Ils filèrent par le couloir, passèrent sur la terrasse. En bas, la cour était déserte, quelques cadavres gisaient sur le sol dallé. Ils la traversèrent à la hâte, glissèrent sous une voûte, passèrent sur le rempart extérieur. Une sentinelle voulut les arrêter, fut assommée.

« Je n’en puis plus, laissez-moi ici, dit Roan. Adieu, Anne ! Veillez bien sur elle, capitaine, et vous aussi, seigneur Akki. Et pardonnez-moi de vous avoir soupçonnée, vous qui fûtes presque ma fille. »

Boucherand et Clotil entraînèrent la jeune fille, laissant Akki en arrière.

« Non, ne me portez pas, j’ai peu de temps à vivre. Partez, c’est un ordre, dit-il aux soldats qui essayaient de le soulever. Protégez la duchesse, moi, je ne compte plus !

« Allons, il était écrit que je ne verrais jamais les étoiles qu’au bout de mon télescope, ajouta-t-il pour Akki. Et n’ayez que peu de pitié pour la Bérandie, elle n’en mérite guère !

— Restez ici dans l’ombre du créneau. Je vais revenir vous chercher. »

Il courut, dépassa les deux soldats, rattrapa Anne, le capitaine et sa sœur. Ils galopèrent sur les remparts, descendirent un escalier, arrivèrent à la poterne nord. Deux archers les attendaient, avec des armes et des chevaux.

« C’est ici que notre route bifurque, dit le coordinateur. Je dois sauver mon avion. Où pourrai-je vous retrouver ?

— Vous ne venez pas avec nous ?

— Je puis être plus utile avec mon ami et mon avion. Et ma mission n’est pas terminée. Où comptez-vous aller ?

— Chez les proscrits. Aux confins du pays vask.

— Je tâcherai de vous y rejoindre. Partez maintenant. Bonne chance, Anne ! »

Il plongea dans l’obscurité, remonta sur le rempart, contourna une terrasse, au-dessus de la cour où se trouvait son appareil. Elle était vivement éclairée par des torches qui brûlaient en tas, à peu de distance de la queue de l’engin. On avait essayé de l’incendier. Quelques taches noires – tout ce qui restait d’hommes atteints par un fulgurateur – parsemaient le dallage. Hassil avait combattu. Où était-il ?

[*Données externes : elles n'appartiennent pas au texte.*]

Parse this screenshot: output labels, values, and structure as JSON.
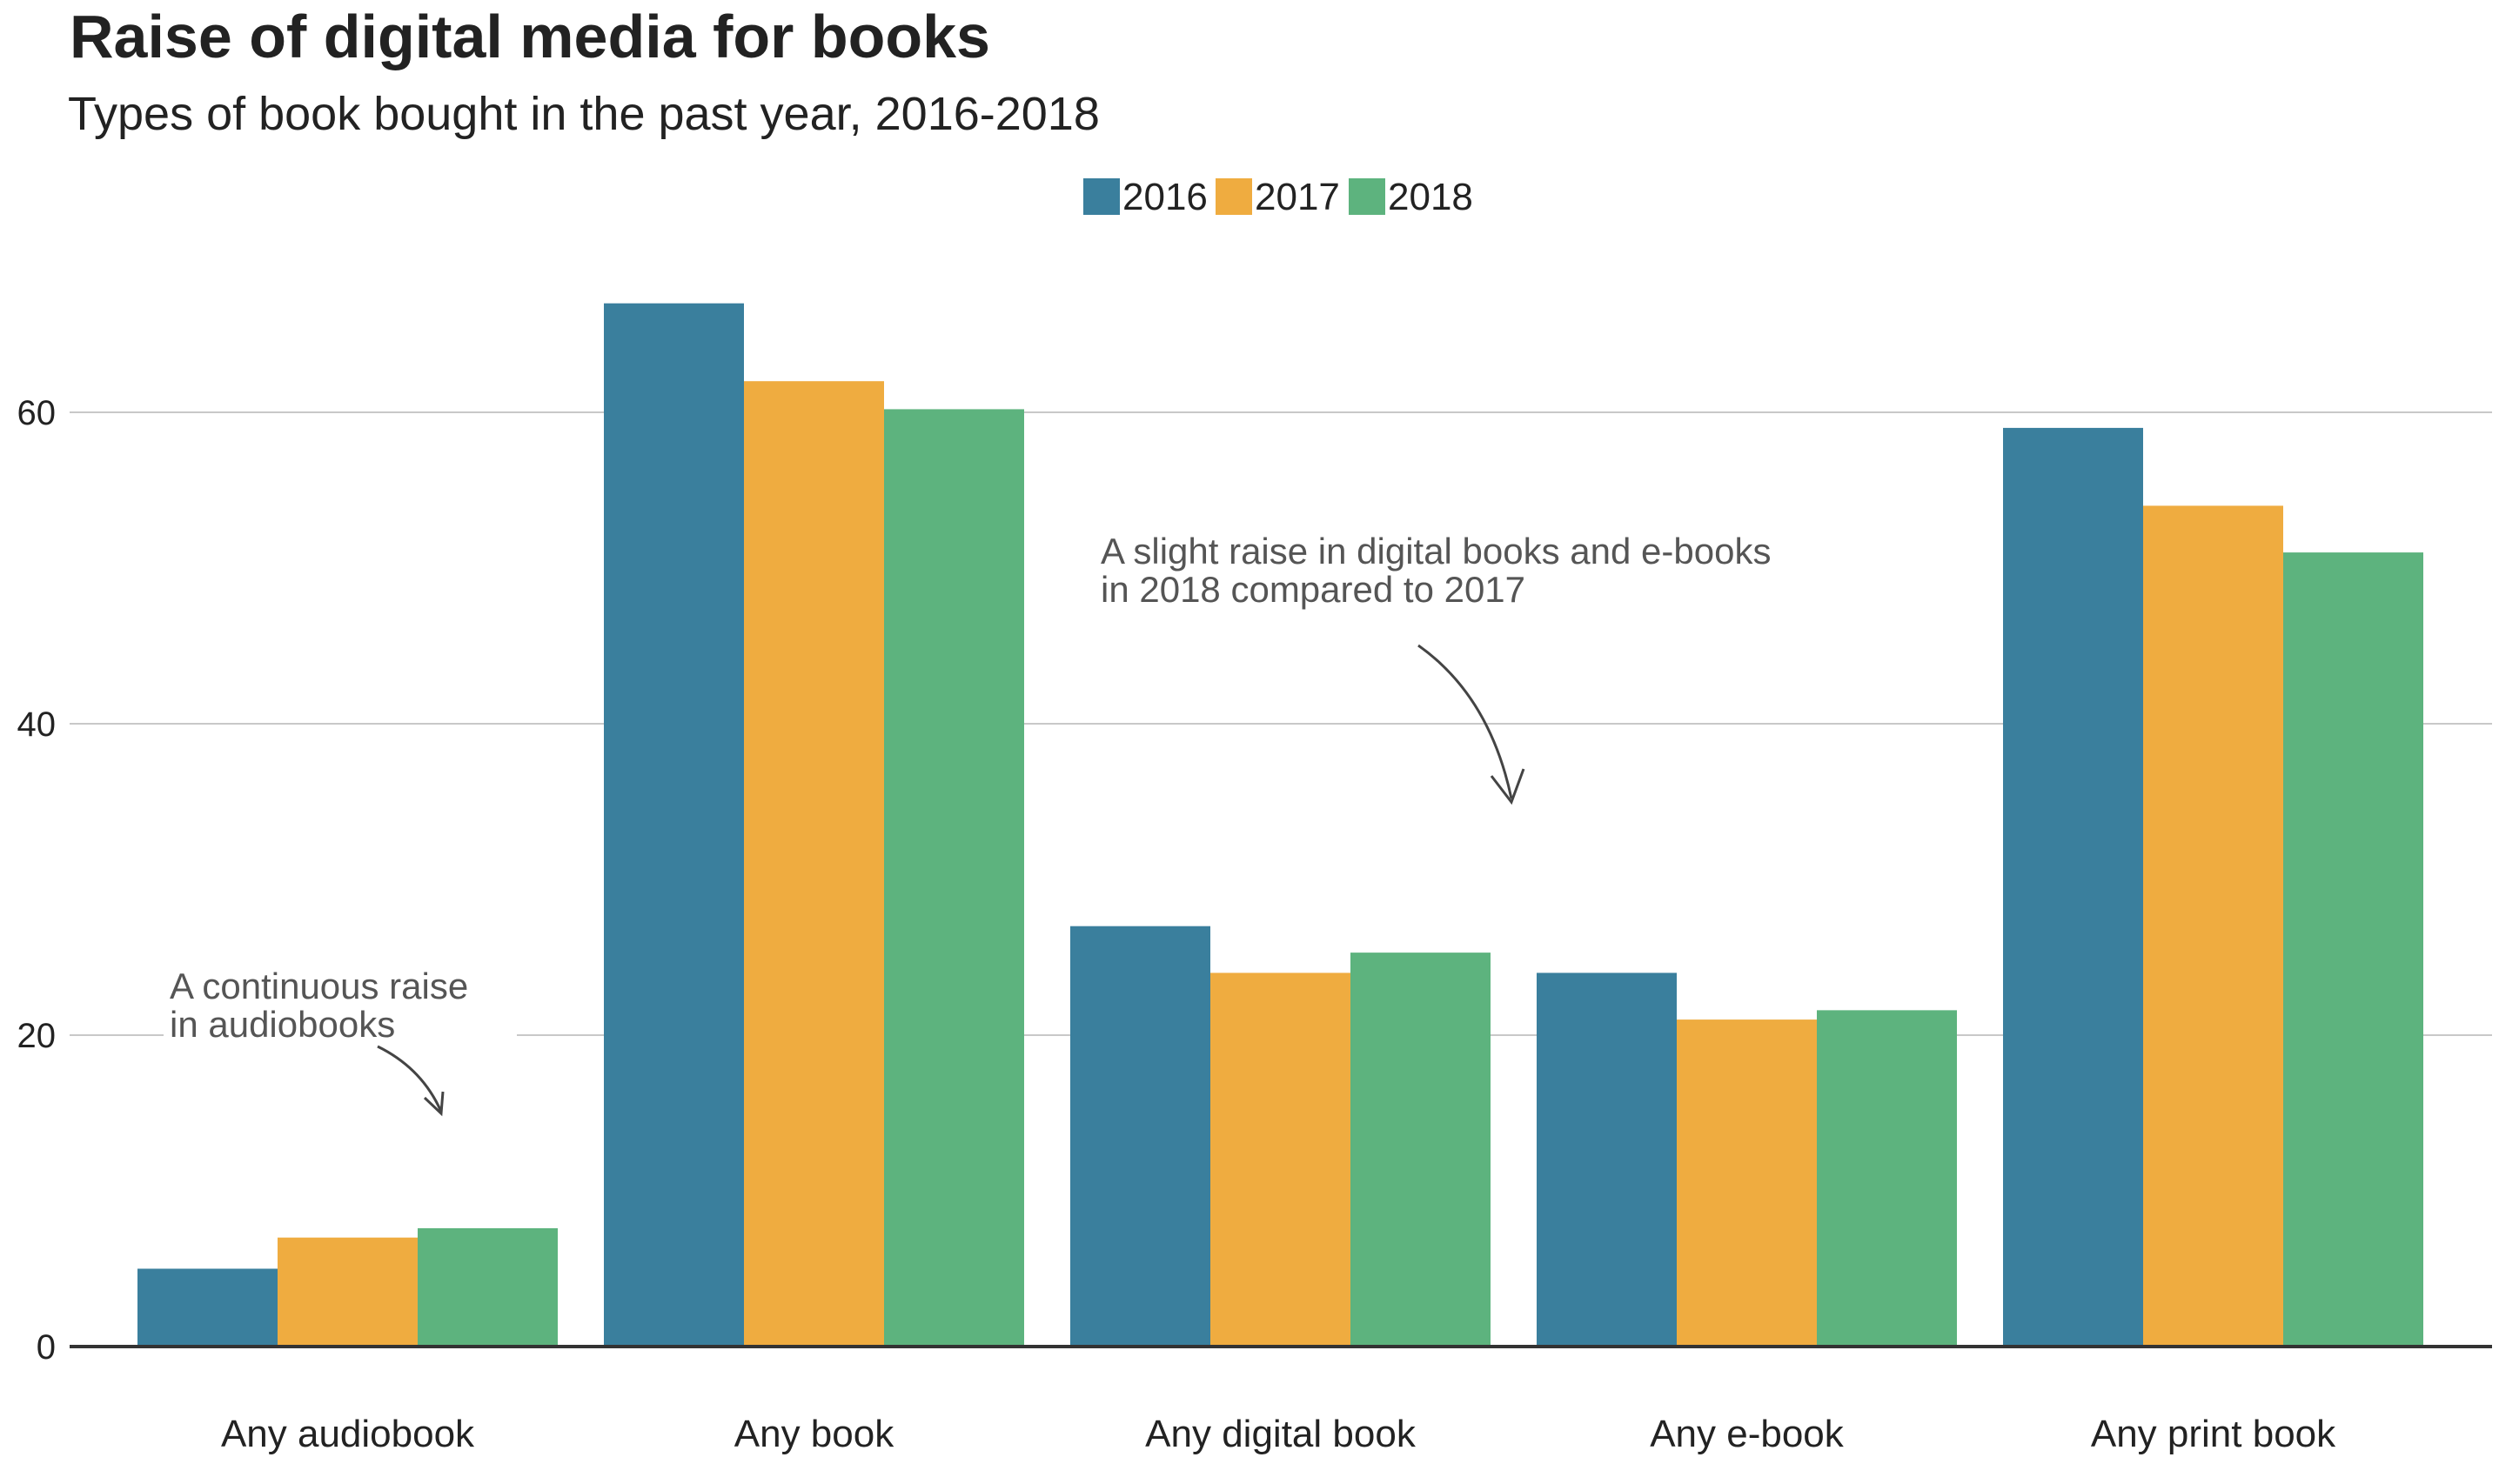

Comme pour répondre, un mince rai bleu jaillit d’une fenêtre, et un Bérandien qui essayait de traverser la cour chancela, se tassa, croula en un amas de cendres. Pourquoi Hassil ne gagnait-il pas l’avion ? Akki comprit quand il vit une volée de flèches s’écraser contre le mur. Il repéra les archers, tapis derrière des créneaux revint sur ses pas, dépouilla un cadavre de ses armes. Du point où il était maintenant, il pouvait voir les tireurs, en enfilade. Il posa une flèche sur la corde, tendit l’arc, décocha le trait. Un des Bérandiens s’effondra, la mince tige vibrant dans son dos. Akki recommença, tuant ou blessant un autre homme, et cria en hiss :

« Hassil, à l’avion. Je te couvre ! »

Une silhouette bondit dans la cour, se rua vers l’avion, zigzaguant. Un archer se leva pour mieux viser, s’écroula, une flèche dans la gorge. Le hiss disparut dans l’appareil, qui s’éleva, vint à hauteur du rempart. Akki sauta à l’intérieur. Dérisoires, des traits sonnèrent contre la paroi métallique.

« Laisse-moi piloter ! »

À deux mètres au-dessus du chemin de ronde, ils cherchèrent Roan. Ils l’allongèrent sur le siège arrière, respirant à peine.

« Nous allons au pays des Vasks, maintenant. Hassil, soigne cet homme. »

Rapidement, l’avion prit de la hauteur. En bas, dans la cité, les cloches de l’hôtel de ville sonnaient le tocsin.